Open HughP opened 2 years ago
For 1 and 2, do you want to send a PR with preferred language? Or I can write something.
For 3, I didn't research this decision particularly deeply. One of the goals for this field was to be able to collect metadata from multiple sources (aka, other catalogs) and have them in a consistent format, even if that results in discarding some information from some sources. Another was to be able to aggregate (analytics) and query (search filters) simply.
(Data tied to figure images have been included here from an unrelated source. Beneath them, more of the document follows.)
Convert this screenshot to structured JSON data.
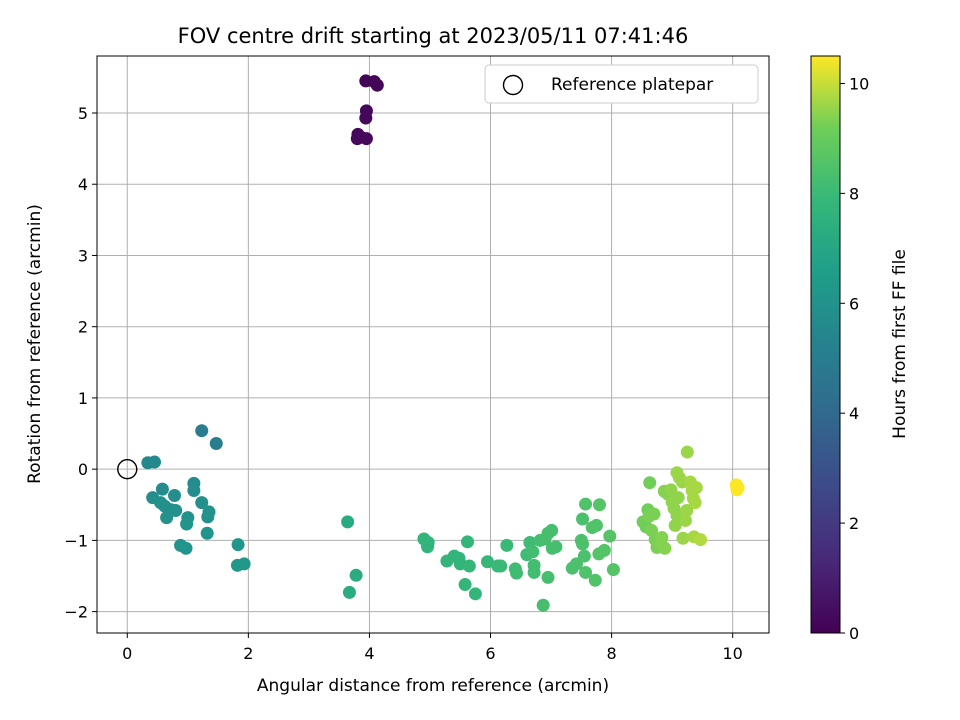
{
  "chart_data": {
    "type": "scatter",
    "title": "FOV centre drift starting at 2023/05/11 07:41:46",
    "xlabel": "Angular distance from reference (arcmin)",
    "ylabel": "Rotation from reference (arcmin)",
    "xlim": [
      -0.5,
      10.6
    ],
    "ylim": [
      -2.3,
      5.8
    ],
    "xticks": [
      0,
      2,
      4,
      6,
      8,
      10
    ],
    "yticks": [
      -2,
      -1,
      0,
      1,
      2,
      3,
      4,
      5
    ],
    "grid": true,
    "legend": {
      "position": "top-right",
      "entries": [
        "Reference platepar"
      ]
    },
    "reference_point": {
      "x": 0,
      "y": 0
    },
    "colorbar": {
      "label": "Hours from first FF file",
      "range": [
        0,
        10.5
      ],
      "ticks": [
        0,
        2,
        4,
        6,
        8,
        10
      ],
      "colormap": "viridis"
    },
    "points": [
      {
        "x": 3.94,
        "y": 5.45,
        "h": 0.1
      },
      {
        "x": 4.08,
        "y": 5.44,
        "h": 0.1
      },
      {
        "x": 4.13,
        "y": 5.39,
        "h": 0.15
      },
      {
        "x": 3.95,
        "y": 5.03,
        "h": 0.2
      },
      {
        "x": 3.94,
        "y": 4.93,
        "h": 0.2
      },
      {
        "x": 3.81,
        "y": 4.7,
        "h": 0.25
      },
      {
        "x": 3.86,
        "y": 4.66,
        "h": 0.3
      },
      {
        "x": 3.8,
        "y": 4.64,
        "h": 0.3
      },
      {
        "x": 3.95,
        "y": 4.64,
        "h": 0.3
      },
      {
        "x": 1.23,
        "y": 0.54,
        "h": 5.0
      },
      {
        "x": 1.47,
        "y": 0.36,
        "h": 5.0
      },
      {
        "x": 0.34,
        "y": 0.09,
        "h": 5.6
      },
      {
        "x": 0.45,
        "y": 0.1,
        "h": 5.6
      },
      {
        "x": 1.1,
        "y": -0.2,
        "h": 5.7
      },
      {
        "x": 0.58,
        "y": -0.28,
        "h": 5.7
      },
      {
        "x": 1.1,
        "y": -0.3,
        "h": 5.8
      },
      {
        "x": 0.78,
        "y": -0.37,
        "h": 5.8
      },
      {
        "x": 0.42,
        "y": -0.4,
        "h": 5.8
      },
      {
        "x": 0.55,
        "y": -0.47,
        "h": 5.9
      },
      {
        "x": 1.23,
        "y": -0.47,
        "h": 5.9
      },
      {
        "x": 0.62,
        "y": -0.52,
        "h": 5.9
      },
      {
        "x": 0.72,
        "y": -0.57,
        "h": 5.9
      },
      {
        "x": 0.8,
        "y": -0.58,
        "h": 6.0
      },
      {
        "x": 1.35,
        "y": -0.6,
        "h": 6.0
      },
      {
        "x": 0.65,
        "y": -0.68,
        "h": 6.0
      },
      {
        "x": 1.0,
        "y": -0.68,
        "h": 6.0
      },
      {
        "x": 1.33,
        "y": -0.67,
        "h": 6.0
      },
      {
        "x": 0.98,
        "y": -0.77,
        "h": 6.1
      },
      {
        "x": 1.32,
        "y": -0.9,
        "h": 6.1
      },
      {
        "x": 0.88,
        "y": -1.07,
        "h": 6.1
      },
      {
        "x": 0.97,
        "y": -1.11,
        "h": 6.1
      },
      {
        "x": 1.83,
        "y": -1.06,
        "h": 6.2
      },
      {
        "x": 1.82,
        "y": -1.35,
        "h": 6.3
      },
      {
        "x": 1.93,
        "y": -1.33,
        "h": 6.3
      },
      {
        "x": 3.64,
        "y": -0.74,
        "h": 7.2
      },
      {
        "x": 3.78,
        "y": -1.49,
        "h": 7.3
      },
      {
        "x": 3.67,
        "y": -1.73,
        "h": 7.3
      },
      {
        "x": 4.9,
        "y": -0.98,
        "h": 7.7
      },
      {
        "x": 4.97,
        "y": -1.03,
        "h": 7.7
      },
      {
        "x": 4.96,
        "y": -1.09,
        "h": 7.7
      },
      {
        "x": 5.28,
        "y": -1.29,
        "h": 7.7
      },
      {
        "x": 5.4,
        "y": -1.22,
        "h": 7.7
      },
      {
        "x": 5.48,
        "y": -1.25,
        "h": 7.7
      },
      {
        "x": 5.5,
        "y": -1.33,
        "h": 7.7
      },
      {
        "x": 5.62,
        "y": -1.02,
        "h": 7.8
      },
      {
        "x": 5.65,
        "y": -1.36,
        "h": 7.8
      },
      {
        "x": 5.58,
        "y": -1.62,
        "h": 7.8
      },
      {
        "x": 5.75,
        "y": -1.75,
        "h": 7.8
      },
      {
        "x": 5.95,
        "y": -1.3,
        "h": 7.9
      },
      {
        "x": 6.12,
        "y": -1.36,
        "h": 8.0
      },
      {
        "x": 6.17,
        "y": -1.36,
        "h": 8.0
      },
      {
        "x": 6.27,
        "y": -1.07,
        "h": 8.0
      },
      {
        "x": 6.41,
        "y": -1.4,
        "h": 8.1
      },
      {
        "x": 6.43,
        "y": -1.46,
        "h": 8.1
      },
      {
        "x": 6.6,
        "y": -1.2,
        "h": 8.1
      },
      {
        "x": 6.65,
        "y": -1.03,
        "h": 8.1
      },
      {
        "x": 6.7,
        "y": -1.16,
        "h": 8.2
      },
      {
        "x": 6.72,
        "y": -1.35,
        "h": 8.2
      },
      {
        "x": 6.72,
        "y": -1.45,
        "h": 8.2
      },
      {
        "x": 6.82,
        "y": -1.0,
        "h": 8.2
      },
      {
        "x": 6.9,
        "y": -0.98,
        "h": 8.3
      },
      {
        "x": 6.95,
        "y": -0.9,
        "h": 8.3
      },
      {
        "x": 7.01,
        "y": -0.86,
        "h": 8.3
      },
      {
        "x": 7.02,
        "y": -1.11,
        "h": 8.3
      },
      {
        "x": 7.08,
        "y": -1.09,
        "h": 8.3
      },
      {
        "x": 6.95,
        "y": -1.52,
        "h": 8.3
      },
      {
        "x": 6.87,
        "y": -1.91,
        "h": 8.3
      },
      {
        "x": 7.35,
        "y": -1.39,
        "h": 8.4
      },
      {
        "x": 7.42,
        "y": -1.33,
        "h": 8.4
      },
      {
        "x": 7.5,
        "y": -1.0,
        "h": 8.4
      },
      {
        "x": 7.52,
        "y": -1.05,
        "h": 8.4
      },
      {
        "x": 7.55,
        "y": -1.22,
        "h": 8.4
      },
      {
        "x": 7.52,
        "y": -0.7,
        "h": 8.4
      },
      {
        "x": 7.57,
        "y": -0.49,
        "h": 8.5
      },
      {
        "x": 7.57,
        "y": -1.45,
        "h": 8.5
      },
      {
        "x": 7.68,
        "y": -0.82,
        "h": 8.5
      },
      {
        "x": 7.75,
        "y": -0.79,
        "h": 8.5
      },
      {
        "x": 7.73,
        "y": -1.56,
        "h": 8.5
      },
      {
        "x": 7.79,
        "y": -1.19,
        "h": 8.6
      },
      {
        "x": 7.8,
        "y": -0.5,
        "h": 8.6
      },
      {
        "x": 7.88,
        "y": -1.14,
        "h": 8.6
      },
      {
        "x": 7.97,
        "y": -0.94,
        "h": 8.6
      },
      {
        "x": 8.03,
        "y": -1.41,
        "h": 8.6
      },
      {
        "x": 8.52,
        "y": -0.74,
        "h": 9.2
      },
      {
        "x": 8.57,
        "y": -0.81,
        "h": 9.2
      },
      {
        "x": 8.6,
        "y": -0.57,
        "h": 9.2
      },
      {
        "x": 8.63,
        "y": -0.19,
        "h": 9.2
      },
      {
        "x": 8.62,
        "y": -0.66,
        "h": 9.3
      },
      {
        "x": 8.66,
        "y": -0.86,
        "h": 9.3
      },
      {
        "x": 8.7,
        "y": -0.63,
        "h": 9.3
      },
      {
        "x": 8.72,
        "y": -0.99,
        "h": 9.3
      },
      {
        "x": 8.75,
        "y": -1.1,
        "h": 9.3
      },
      {
        "x": 8.82,
        "y": -1.05,
        "h": 9.4
      },
      {
        "x": 8.83,
        "y": -0.96,
        "h": 9.4
      },
      {
        "x": 8.88,
        "y": -1.11,
        "h": 9.4
      },
      {
        "x": 8.87,
        "y": -0.31,
        "h": 9.4
      },
      {
        "x": 8.93,
        "y": -0.35,
        "h": 9.4
      },
      {
        "x": 8.98,
        "y": -0.29,
        "h": 9.5
      },
      {
        "x": 9.0,
        "y": -0.46,
        "h": 9.5
      },
      {
        "x": 9.03,
        "y": -0.55,
        "h": 9.5
      },
      {
        "x": 9.05,
        "y": -0.79,
        "h": 9.5
      },
      {
        "x": 9.08,
        "y": -0.65,
        "h": 9.5
      },
      {
        "x": 9.1,
        "y": -0.4,
        "h": 9.5
      },
      {
        "x": 9.12,
        "y": -0.12,
        "h": 9.6
      },
      {
        "x": 9.17,
        "y": -0.18,
        "h": 9.6
      },
      {
        "x": 9.22,
        "y": -0.72,
        "h": 9.6
      },
      {
        "x": 9.24,
        "y": -0.58,
        "h": 9.6
      },
      {
        "x": 9.25,
        "y": 0.24,
        "h": 9.6
      },
      {
        "x": 9.3,
        "y": -0.18,
        "h": 9.7
      },
      {
        "x": 9.33,
        "y": -0.3,
        "h": 9.7
      },
      {
        "x": 9.35,
        "y": -0.41,
        "h": 9.7
      },
      {
        "x": 9.38,
        "y": -0.47,
        "h": 9.7
      },
      {
        "x": 9.4,
        "y": -0.26,
        "h": 9.7
      },
      {
        "x": 9.08,
        "y": -0.05,
        "h": 9.6
      },
      {
        "x": 9.18,
        "y": -0.97,
        "h": 9.6
      },
      {
        "x": 9.36,
        "y": -0.95,
        "h": 9.7
      },
      {
        "x": 9.47,
        "y": -0.99,
        "h": 9.8
      },
      {
        "x": 10.06,
        "y": -0.22,
        "h": 10.5
      },
      {
        "x": 10.09,
        "y": -0.26,
        "h": 10.5
      },
      {
        "x": 10.07,
        "y": -0.29,
        "h": 10.5
      }
    ]
  }
}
It would probably be possible to have more general purpose fields, and then synthesize them them to, eg, an ISO639-1 field for querying and analytics. These were different design priorities compared to a more authoritative/complete system like wikidata or MARC which are flexible to capture as much information as possible about each individual work.
BCP-47 allows for iso639-1 to be used for languages it exists for, but then for iso639-2 or 639-3 for languages outside that scope. However if the database field only expects two characters then an iso639-2 or 639-3 code of three characters will throw an error as unexpected length. So issue number 3 is important as it has implications on design requirements for infrastructure.
I'm happy to video chat for further clarification.
Greetings
currently the documentation states the following about language of the release:
for ISO639 if you want two letter codes ISO639-1 should be specified. ISO639 has 6 parts, the two letter codes comprise part one.
referencing RFC1766 is old form. RFC 1766 was obsoleted by RFC 3066 which was obsoleted by RFC 4647, which was obsoleted by RFC 5646. The stable way to reference this chain is to reference BCP-47.
Is there a downstream technical reason to limit this field to two characters? instead of supporting BCP-47?